Liquidation takes place by apprehending and selling all assets of the debtor company. This procedure is made by a court representative, an insolvency administrator, through public auctions. These recent legislative amendments have set a deadline for the submission of the liquidation plan, with a view to the rapid conclusion of the process.
Priority rules normally apply as follows while distributing the proceeds of the sale of the debtor’s assets: secured debts benefiting from priority rights, preferential debts benefiting from general privileges (workers, Social Security, state), common debts and subordinated claims (which can be satisfied only once all debts have been repaid). According to the new regime, creditors who finance the activity of the company by providing it with capital for its revitalisation benefit from a credit on the insolvency estate, which is paid before all other claims on the insolvency. In the majority of the cases it is difficult for common creditors to recover part of their debts. In domestic transactions, the declaration of insolvency allows recuperating the VAT on debts not covered by credit insurance policies.

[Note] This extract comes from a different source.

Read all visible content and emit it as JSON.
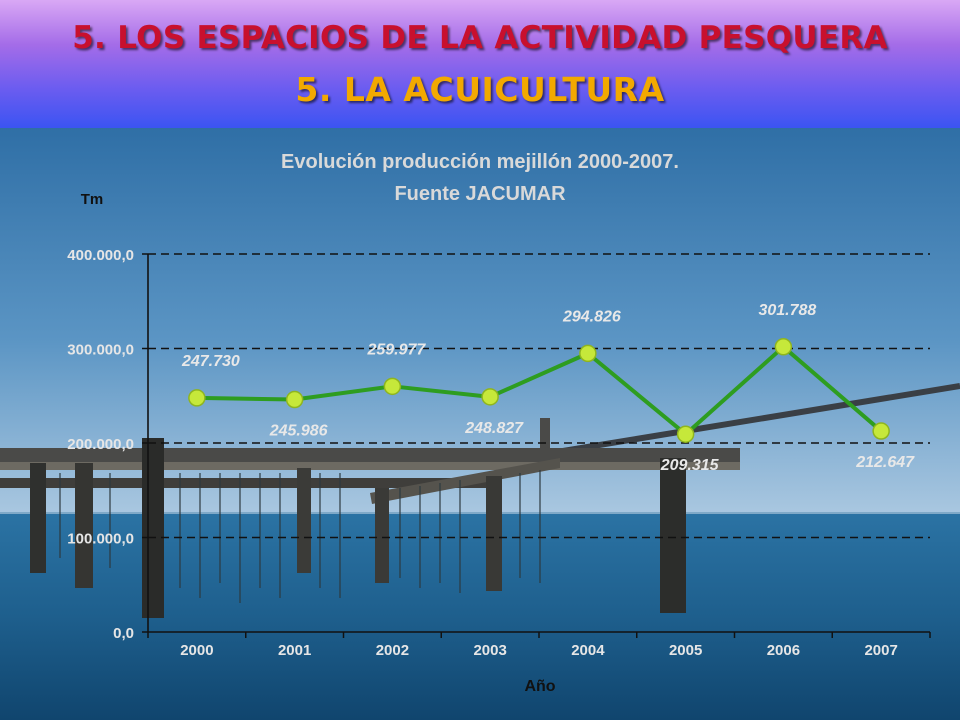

Liquidators are normally entitled to request the courts to cancel suspect transactions deemed harmful to the creditors and diminishing, frustrating, obstructing, endangering or delaying the satisfaction of creditors in bankruptcy proceedings. A suspect period starting four years before the commencement of the proceedings is applicable.
Insolvency proceedings in Portugal, as in many countries, may be time consuming and could require from two years (on average) to nine years for the most complex cases. The recent amendments aim to shorten these deadlines
All documents that would help prove the claim such as correspondence (email or other), contracts, purchase orders, invoices, checks, letters of credit and receipts. As court representation must be done through a lawyer, in case of court or arbitral files, a power of attorney is also needed.